Software engineers and statisticians at BU collaborated with the BWWC, a public-private social impact initiative housed at the University’s Rafik B. Hariri Institute for Computing and Computational Science & Engineering, to securely collect and scrutinize payroll data from Greater Boston employers. The employers submitted the data anonymously as part of a pledge they made with the Boston Mayor’s Office and the BWWC to help close gender and racial wage gaps. This year, the collected data represented 156,000 employees, covering 14 percent of the Greater Boston area workforce. (BU signed the pledge, and as a signer, contributed its salary data.) The BWWC published the results of its wage gap analysis online on December 9.
About five years ago, the Hariri Institute’s Software & Application Innovation Lab (SAIL) developed a secure data collection and analysis platform that the BWWC uses. The software uses a cryptographic technique called multi-party computation, or MPC, to collect and analyze private wage information. “MPC is the idea of multiple parties pooling their data to give you an aggregate result without any one individual’s data being exposed,” says Arezoo Sadeghi, a software engineer at SAIL. “MPC lets you work with sensitive data and you’ll never be able to identify people.”
After companies submit their information, statisticians process the data to support the BWWC’s analysis. This year, Anna Cook, a student in the College of Arts & Sciences MS in Statistical Practice (MSSP) program, and Masanao Yajima, director of MSSP Consulting and a CAS associate professor of the practice for MSSP, led these efforts. Cook, under Yajima’s supervision, crunched numbers to calculate the average gender and racial wage gaps and created visualizations to help the BWWC make sense of the data. Working on this report combined the skillfulness in data science that Cook has gained in MSSP with her interest in social justice.
Cook and Yajima found that Boston-area women, on average, were paid 70 cents for every dollar earned by men in 2021. Although the average gender wage gap hasn’t shrunk over the past two years in Boston, the racial wage gap was slightly smaller in 2021 than in 2019, according to the BWWC. When compared to 2019 figures, Asian and American Indian/Alaskan Native women in 2021 were paid two and three cents more, respectively, for every dollar earned by men.

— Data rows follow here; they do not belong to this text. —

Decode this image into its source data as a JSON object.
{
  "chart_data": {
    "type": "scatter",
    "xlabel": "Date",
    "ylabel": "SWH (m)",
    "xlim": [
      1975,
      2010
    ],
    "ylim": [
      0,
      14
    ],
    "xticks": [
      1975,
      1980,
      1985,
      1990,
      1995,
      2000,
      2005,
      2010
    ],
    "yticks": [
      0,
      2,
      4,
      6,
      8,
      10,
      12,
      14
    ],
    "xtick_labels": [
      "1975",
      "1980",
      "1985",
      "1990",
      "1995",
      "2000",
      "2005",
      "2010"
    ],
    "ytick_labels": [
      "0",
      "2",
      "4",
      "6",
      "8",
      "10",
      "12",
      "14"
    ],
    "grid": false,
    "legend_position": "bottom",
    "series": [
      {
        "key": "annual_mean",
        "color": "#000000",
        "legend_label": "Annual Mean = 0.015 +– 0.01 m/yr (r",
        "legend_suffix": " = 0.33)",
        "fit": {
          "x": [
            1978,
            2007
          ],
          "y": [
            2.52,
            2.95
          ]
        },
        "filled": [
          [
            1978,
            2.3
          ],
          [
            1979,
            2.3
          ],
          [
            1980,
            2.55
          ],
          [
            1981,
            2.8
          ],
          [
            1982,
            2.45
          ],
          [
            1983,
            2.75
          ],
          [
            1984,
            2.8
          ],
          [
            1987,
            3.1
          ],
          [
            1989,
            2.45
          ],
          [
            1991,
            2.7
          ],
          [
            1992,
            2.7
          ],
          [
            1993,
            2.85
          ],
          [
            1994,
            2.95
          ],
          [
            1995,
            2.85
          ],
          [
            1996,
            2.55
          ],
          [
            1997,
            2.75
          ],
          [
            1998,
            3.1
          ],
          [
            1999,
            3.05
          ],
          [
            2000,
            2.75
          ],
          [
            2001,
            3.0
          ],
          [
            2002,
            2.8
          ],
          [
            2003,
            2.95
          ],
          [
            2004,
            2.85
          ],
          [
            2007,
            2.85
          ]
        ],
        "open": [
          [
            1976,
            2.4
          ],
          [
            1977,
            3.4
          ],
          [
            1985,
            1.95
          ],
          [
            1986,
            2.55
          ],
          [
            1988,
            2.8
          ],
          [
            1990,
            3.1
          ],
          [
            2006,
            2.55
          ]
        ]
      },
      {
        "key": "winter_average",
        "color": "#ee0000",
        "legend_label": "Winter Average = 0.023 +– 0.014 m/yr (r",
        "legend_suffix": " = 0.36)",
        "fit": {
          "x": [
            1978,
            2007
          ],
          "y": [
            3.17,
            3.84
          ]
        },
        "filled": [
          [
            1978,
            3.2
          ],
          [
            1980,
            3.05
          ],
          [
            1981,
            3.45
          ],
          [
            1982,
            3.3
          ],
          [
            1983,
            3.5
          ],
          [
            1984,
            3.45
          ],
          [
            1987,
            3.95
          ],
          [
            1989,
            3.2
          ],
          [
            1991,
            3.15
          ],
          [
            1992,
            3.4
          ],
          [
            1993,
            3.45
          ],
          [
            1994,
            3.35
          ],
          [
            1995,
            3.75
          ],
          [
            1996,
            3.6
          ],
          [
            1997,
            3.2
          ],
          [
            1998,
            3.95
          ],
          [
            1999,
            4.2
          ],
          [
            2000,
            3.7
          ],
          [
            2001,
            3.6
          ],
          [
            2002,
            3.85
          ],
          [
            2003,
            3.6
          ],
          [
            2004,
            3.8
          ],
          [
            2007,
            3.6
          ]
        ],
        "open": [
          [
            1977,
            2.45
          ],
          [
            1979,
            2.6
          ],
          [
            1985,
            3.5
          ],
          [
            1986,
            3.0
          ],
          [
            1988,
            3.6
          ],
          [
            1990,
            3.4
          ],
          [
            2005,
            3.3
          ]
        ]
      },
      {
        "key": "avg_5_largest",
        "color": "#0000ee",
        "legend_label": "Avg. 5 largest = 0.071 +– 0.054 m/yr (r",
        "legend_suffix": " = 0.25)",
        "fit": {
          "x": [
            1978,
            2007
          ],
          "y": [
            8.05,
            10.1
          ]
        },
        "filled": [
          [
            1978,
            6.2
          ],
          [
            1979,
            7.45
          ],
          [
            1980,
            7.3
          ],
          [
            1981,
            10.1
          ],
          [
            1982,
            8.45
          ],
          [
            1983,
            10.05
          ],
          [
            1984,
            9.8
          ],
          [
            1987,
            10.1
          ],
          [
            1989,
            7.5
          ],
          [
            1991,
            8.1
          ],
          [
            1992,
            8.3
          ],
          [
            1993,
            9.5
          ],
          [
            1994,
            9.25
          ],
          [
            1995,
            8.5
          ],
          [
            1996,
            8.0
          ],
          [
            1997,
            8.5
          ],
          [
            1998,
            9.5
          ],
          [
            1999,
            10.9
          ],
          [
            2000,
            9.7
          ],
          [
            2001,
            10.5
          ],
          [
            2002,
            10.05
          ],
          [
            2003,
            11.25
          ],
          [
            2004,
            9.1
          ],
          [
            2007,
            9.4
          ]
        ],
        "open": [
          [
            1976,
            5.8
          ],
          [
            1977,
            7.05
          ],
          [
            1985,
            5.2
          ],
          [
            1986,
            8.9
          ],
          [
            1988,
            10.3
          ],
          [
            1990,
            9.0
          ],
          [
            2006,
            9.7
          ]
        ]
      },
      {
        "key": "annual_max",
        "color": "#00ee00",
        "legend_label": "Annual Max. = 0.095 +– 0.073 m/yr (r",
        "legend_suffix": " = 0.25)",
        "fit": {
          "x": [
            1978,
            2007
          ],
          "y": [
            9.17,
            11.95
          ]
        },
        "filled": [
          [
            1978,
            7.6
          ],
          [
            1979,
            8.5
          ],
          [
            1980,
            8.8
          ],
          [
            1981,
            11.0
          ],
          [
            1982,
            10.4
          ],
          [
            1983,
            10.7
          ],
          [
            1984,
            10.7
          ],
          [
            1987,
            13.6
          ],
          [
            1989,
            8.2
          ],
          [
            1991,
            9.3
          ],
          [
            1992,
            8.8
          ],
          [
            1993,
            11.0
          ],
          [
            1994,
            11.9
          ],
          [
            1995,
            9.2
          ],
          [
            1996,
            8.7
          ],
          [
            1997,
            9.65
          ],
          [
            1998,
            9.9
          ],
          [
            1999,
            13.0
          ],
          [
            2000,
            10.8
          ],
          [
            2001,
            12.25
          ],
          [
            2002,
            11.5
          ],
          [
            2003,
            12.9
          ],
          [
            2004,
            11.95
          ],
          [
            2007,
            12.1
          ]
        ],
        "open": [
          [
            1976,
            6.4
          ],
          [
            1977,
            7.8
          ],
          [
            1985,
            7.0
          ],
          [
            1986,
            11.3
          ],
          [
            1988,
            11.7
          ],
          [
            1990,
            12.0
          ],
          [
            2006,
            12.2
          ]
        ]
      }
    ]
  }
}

“I think of Boston as being a city that is highly educated and has a ton of job opportunities,” Cook says. “It was interesting to see that some of the gaps that we saw were comparable to what we would see on a national scale.”
An important point, however, was that the numbers are averages across all companies that submitted their data and do not reflect changes over time within a single, individual company. Researchers at the Hariri Institute hope to refine methods at the interface of privacy and statistics so that these individual-level changes can be better understood while still keeping confidentiality in place.
Benchmarking can help drive progress towards equal pay, even without historical wage information from individual companies. Both Mastercard and Starbucks, for example, reported their gender wage gaps in the past few years, and committed to transparency and a push for equity in the workforce. But without a standardized method of doing the math, those claims feel insignificant to some.
In Boston, the BWWC gives employers both the equations for internal use and a standardized benchmark for comparison. “Working in a way that is data-centered is good. If we have data and analysis to back up claims, they are more likely to be believed,” says Vidya Akavoor, a software engineer at SAIL.
The computational tools used to create the BWWC report could be applied to a variety of other contexts where equity needs to be measured without compromising trust or privacy. For example, the analysis of college admissions data, financial credit ratings, environmental justice practices, and even healthcare operations could benefit from data-centric thinking, but often involve sensitive or proprietary data.
“In the modern era where everything is so data-driven, one of the key elements in addressing such grand challenges should be data, numbers, and quantifying things,” says Eric Kolaczyk, director of the Hariri Institute and a CAS professor of mathematics and statistics. “If you can quantify a problem, then you have some hope for sitting down together objectively to discuss policies and procedures to achieve a goal. The success of the BWWC’s work demonstrates that this can be done in a way that respects yet overcomes barriers arising around trust, governance, and the like.”